When boost stops working, I'm not going to download the Reddit app. I'll keep using it on desktop, but it'll obviously be less, but if they kill old.reddit that'll be it for me.
I'm sure some people will just download the official app, but if there's going to be a large drop in pageviews I would expect it to happen when the apps stop working.
Digg tried to make money off it's communities ASAP and killed it. Reddit tried the slow burn: build up users for 15 years and then pull the rug. It's hard making money from a site that has all it's users do the work. The only value reddit has is automated infra, which in the days of auto scaling k8s clusters is not that unique.
While infra is much easier now, there are still a number of rough edges that drive non-technical people to managed solutions. While great for getting things going the costs demand your product make a certain amount per month and per byte transferred and per CPU cycle spent processing that request.
With as many AI companies wanting training data the Reddit API is going to get hammered. Most of those companies will likely be unable to pay the fees so they'll go elsewhere, hopefully to the fediverse. Also, given time we won't need petabytes of training data. I expect this API money grab to be shortsighted both from the emigration we're seeing now and tech improving.

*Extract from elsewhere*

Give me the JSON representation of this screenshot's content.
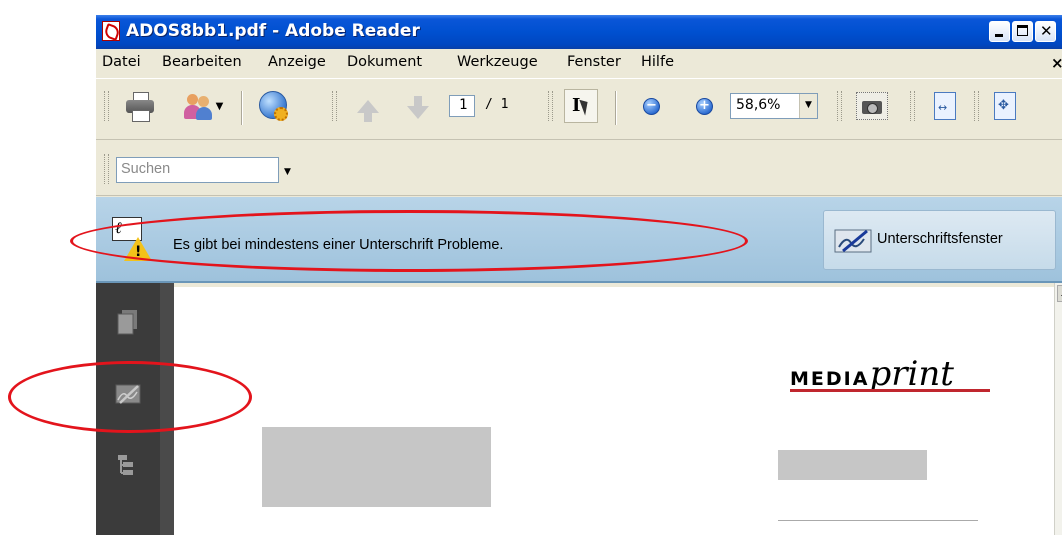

I'd say we're not at a Digg point just yet. The ingredients are there, but I feel the next big crisis, whatever it might be, might be the push over the cliff that does it. Hopefully kbin and the Fediverse get to a good point of maturity by then and can welcome the more casual redditors without a hitch.
Thing is, though, Reddit was offering Digg users something new in terms of user experience. I'm not sure federated content is that "it" factor for many.